Lost Weekend

Wow. Plunged by weather into the 19th century, this past weekend has given each of us plenty to think about…the Friday night freeze and the wrenching sound of trees cracking and ice tinkling, the explosions and blue flashes as power transformers blew up around the neighborhoods. Lying in beds piled high with quilts and comforters we had fingers crossed that no trees fell on the roof. And then the cold…the search for temporary solutions, the taking stock of what could help us survive. No power, no internet, but a few images of the tree tragedy that happened in our town…(these “borrowed from KLE and MLZ)

Our house was built in 1849, back when candles would have been in daily use (as they still are today for us thankfully…we have a cupboard full of Jubla) and there might have been a charming moment or two…

while we rounded up the candles and the right equipment…

but mostly it was just super cold…and not that fun…

and for me personally Monday was surgery day…I had to do some “protocols” which were showers but…no hot water so we drove to Portland in a snow and ice storm, I took a shower at Zach’s house, drove home on Valentine’s day in the dark…it was, well, depressing.

But when we arrived home there was a sack on the porch…

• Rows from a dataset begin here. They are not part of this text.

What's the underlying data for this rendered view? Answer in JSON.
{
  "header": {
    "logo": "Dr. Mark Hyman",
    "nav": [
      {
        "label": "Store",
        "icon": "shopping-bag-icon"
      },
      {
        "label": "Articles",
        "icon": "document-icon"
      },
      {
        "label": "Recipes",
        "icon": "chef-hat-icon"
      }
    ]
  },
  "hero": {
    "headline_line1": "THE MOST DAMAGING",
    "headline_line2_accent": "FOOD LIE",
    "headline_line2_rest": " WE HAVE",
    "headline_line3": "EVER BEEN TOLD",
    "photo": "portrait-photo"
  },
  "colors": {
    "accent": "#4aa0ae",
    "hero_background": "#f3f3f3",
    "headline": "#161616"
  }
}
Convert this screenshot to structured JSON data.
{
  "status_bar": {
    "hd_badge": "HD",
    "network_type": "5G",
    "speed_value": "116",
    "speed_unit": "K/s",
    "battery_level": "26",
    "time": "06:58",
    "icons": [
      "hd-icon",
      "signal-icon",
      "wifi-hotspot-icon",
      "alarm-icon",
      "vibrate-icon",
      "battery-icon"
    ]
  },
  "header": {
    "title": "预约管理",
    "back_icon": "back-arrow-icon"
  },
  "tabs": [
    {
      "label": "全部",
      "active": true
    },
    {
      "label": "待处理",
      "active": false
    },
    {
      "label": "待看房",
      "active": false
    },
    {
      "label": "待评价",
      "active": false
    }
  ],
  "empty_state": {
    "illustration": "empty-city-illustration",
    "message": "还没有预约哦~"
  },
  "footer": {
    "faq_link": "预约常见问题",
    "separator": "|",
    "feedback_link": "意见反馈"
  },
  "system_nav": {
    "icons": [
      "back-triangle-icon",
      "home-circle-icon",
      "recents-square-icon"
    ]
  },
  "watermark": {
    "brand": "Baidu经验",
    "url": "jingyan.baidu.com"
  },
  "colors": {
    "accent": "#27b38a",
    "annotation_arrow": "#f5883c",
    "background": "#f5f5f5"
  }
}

and on we go…thinking of the Wallers in “our” house (or us in the Waller’s house), of all the storms, of the McElhinnys in this same room, of the life flowing through a house and a town and a world…of friends and how they help us. Thank you friends. Keep in touch.

20 Comments

  1. I slept through are outage. Didnt last long, i feel real lucky. just spent days shoveling and crashing with pain. The worst is over i hope

  2. Once again you capture our collective experience beautifully.
    Hope the surgery achieves all it might.
    Savor warmth and devices having returned.
    Know we care.

  3. Dearest Bonnie & Roger
    Such a relief to hear that you survived the storm!!! In discomfort but not in danger.
    Love to you both!!

  4. To hear trees going down under ice is a sound I do not care for! My daughter was also without electricity.. they used their fireplace for heat and the grill that burns wood to cook on. They put the grill in the barn so they wouldn’t be out in the weather to cook. Great to see you under those pretty quilts.❤️

  5. Bonnie, such eloquent words for a most difficult situation! Thank you for sharing.
    I wore my coat, knit, scarve and gloves for three days straight as we had no power, no internet and our cell phones were down. I couldn’t sew but we, too, built a fire. It was humbling. Sending prayers from Texas for a quick and smooth recovery for you. – Joyce Wilcox

  6. For me it was a week of no power. Very strange, not even cel phone. I was in another world for sure. Grateful to have a wood stove, but horrified by all the trees down. Glad to see you and Roger survived in style!

  7. Hello Bonnie,
    You just came to mind, I found your blog and am pleasantly surprised to see your words and beautiful art sustaining you while you heal and from the ice storm. I think of you often when I come to Salem and walk by the ‘Arbor Cafe’. It was so good for me to be on the team as a server while living downtown Salem and attending Chemeketa community college, while attending to my second half of life as a vibrant single woman. Oh, this is Marilynn Russell, ☺️. I’ve been in Portland since 2005, I have my welding/art studio at my home here.
    It was always inspiring to be around your artwork while at the cafe and going to museum in town.
    I come to Salem often and trekked through on my way to my property on the north Santiam. It is gone now with last September fires, I AM REBUILDING, and so is my soul. I love the north fork and it’s continuous solace it gave/gives me.
    I’m glad to know you are well and creating-☺️
    Take care, I do hope you recall who I am. Once gone from your cafe I had called you on a Sunday afternoon as I was by the cafe and saw the doors were not locked, called you and you came right down to ‘lock up’.